The Warning Signs Are Flashing
A new report from the Global Preparedness Monitoring Board (GPMB) is sounding the alarm: the world is not ready for the next pandemic — and the cracks in our defences are getting wider, not narrower.
Released Monday, the report paints a concerning picture of a global health system strained by political headwinds, budget cuts, and a widespread decline in public trust in health authorities. For Canada, which lived through one of the most disruptive public health crises in modern memory with COVID-19, the findings land with particular weight.
Funding Cuts at a Critical Moment
The GPMB describes this as a "crucial" moment for pandemic preparedness — and not in a good way. Governments around the world, including major contributors to international health bodies, have been pulling back funding precisely when investment should be ramping up.
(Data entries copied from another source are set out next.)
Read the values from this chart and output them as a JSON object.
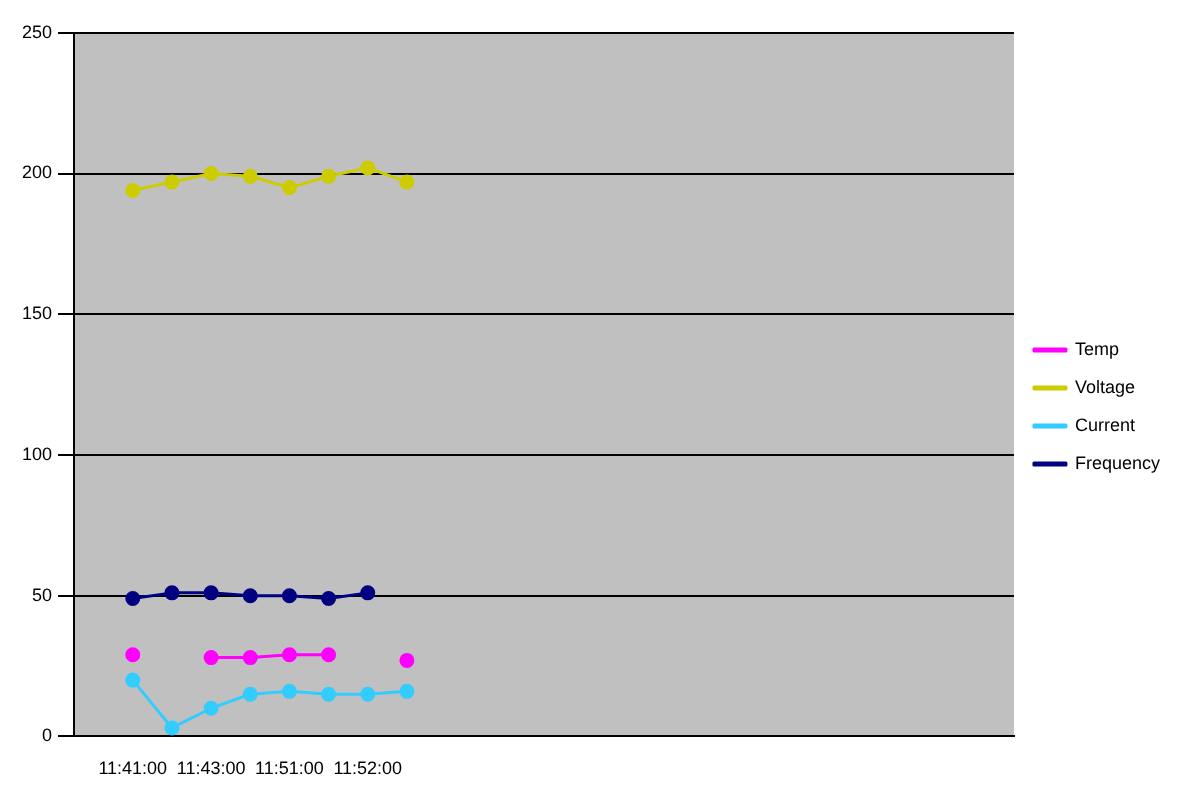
{
  "chart_data": {
    "type": "line",
    "categories": [
      null,
      "11:41:00",
      null,
      "11:43:00",
      null,
      "11:51:00",
      null,
      "11:52:00",
      null,
      null,
      null,
      null,
      null,
      null,
      null,
      null,
      null,
      null,
      null,
      null,
      null,
      null,
      null,
      null
    ],
    "series": [
      {
        "name": "Temp",
        "color": "#ff00ff",
        "values": [
          null,
          29,
          null,
          28,
          28,
          29,
          29,
          null,
          27,
          null,
          null,
          null,
          null,
          null,
          null,
          null,
          null,
          null,
          null,
          null,
          null,
          null,
          null,
          null
        ]
      },
      {
        "name": "Voltage",
        "color": "#cccc00",
        "values": [
          null,
          194,
          197,
          200,
          199,
          195,
          199,
          202,
          197,
          null,
          null,
          null,
          null,
          null,
          null,
          null,
          null,
          null,
          null,
          null,
          null,
          null,
          null,
          null
        ]
      },
      {
        "name": "Current",
        "color": "#33ccff",
        "values": [
          null,
          20,
          3,
          10,
          15,
          16,
          15,
          15,
          16,
          null,
          null,
          null,
          null,
          null,
          null,
          null,
          null,
          null,
          null,
          null,
          null,
          null,
          null,
          null
        ]
      },
      {
        "name": "Frequency",
        "color": "#000080",
        "values": [
          null,
          49,
          51,
          51,
          50,
          50,
          49,
          51,
          null,
          null,
          null,
          null,
          null,
          null,
          null,
          null,
          null,
          null,
          null,
          null,
          null,
          null,
          null,
          null
        ]
      }
    ],
    "ylim": [
      0,
      250
    ],
    "yticks": [
      0,
      50,
      100,
      150,
      200,
      250
    ],
    "grid": "y",
    "legend": "right",
    "marker": "circle"
  }
}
The ripple effects are significant. Without sustained financing, surveillance systems weaken, stockpiles of medical countermeasures dwindle, and the international coordination mechanisms that proved so essential during COVID-19 struggle to function.
Canada has historically positioned itself as a global health leader, contributing to organizations like the WHO and GAVI, the Vaccine Alliance. But domestic budget pressures and shifting political priorities mean that commitment is increasingly under scrutiny.
Trust in Public Health Has Taken a Hit
Beyond funding, the report zeroes in on something arguably harder to fix: a deep and growing distrust of public health institutions.
The pandemic years were bruising for public health authorities everywhere. Messaging missteps, shifting guidance, and the politicization of health measures left many people skeptical of the institutions they'd need to rely on during the next crisis. Misinformation spread faster than vaccines in some communities, and that legacy hasn't disappeared.
Rebuilding that trust, experts say, requires sustained, transparent communication — not just during emergencies, but in the quieter years between them. Communities need to feel heard and engaged, not just lectured to.
What This Means for Canadians
For everyday Canadians, the report is a reminder that the work of pandemic preparedness doesn't stop when the immediate crisis fades. The infrastructure built during COVID-19 — rapid testing capacity, vaccine distribution networks, emergency public health powers — needs to be maintained and improved, not dismantled.
Public Health Agency of Canada (PHAC) has continued working on national preparedness frameworks, but experts argue that without political will and dedicated funding, those plans risk becoming shelf documents rather than actionable blueprints.
The GPMB's message is clear: the next pandemic isn't a matter of if, but when. And the window to prepare is narrowing.
The Bigger Picture
The report arrives at a moment when global health cooperation is under strain from geopolitical tensions, nationalism, and competition for resources. The multilateral systems designed to catch and contain outbreaks before they go global depend on countries working together — a harder sell in today's fractured political climate.
For Canada, a country that prides itself on multilateralism and international engagement, the report is both a challenge and an opportunity: to lead by example, invest in preparedness, and help restore the global health architecture that protects us all.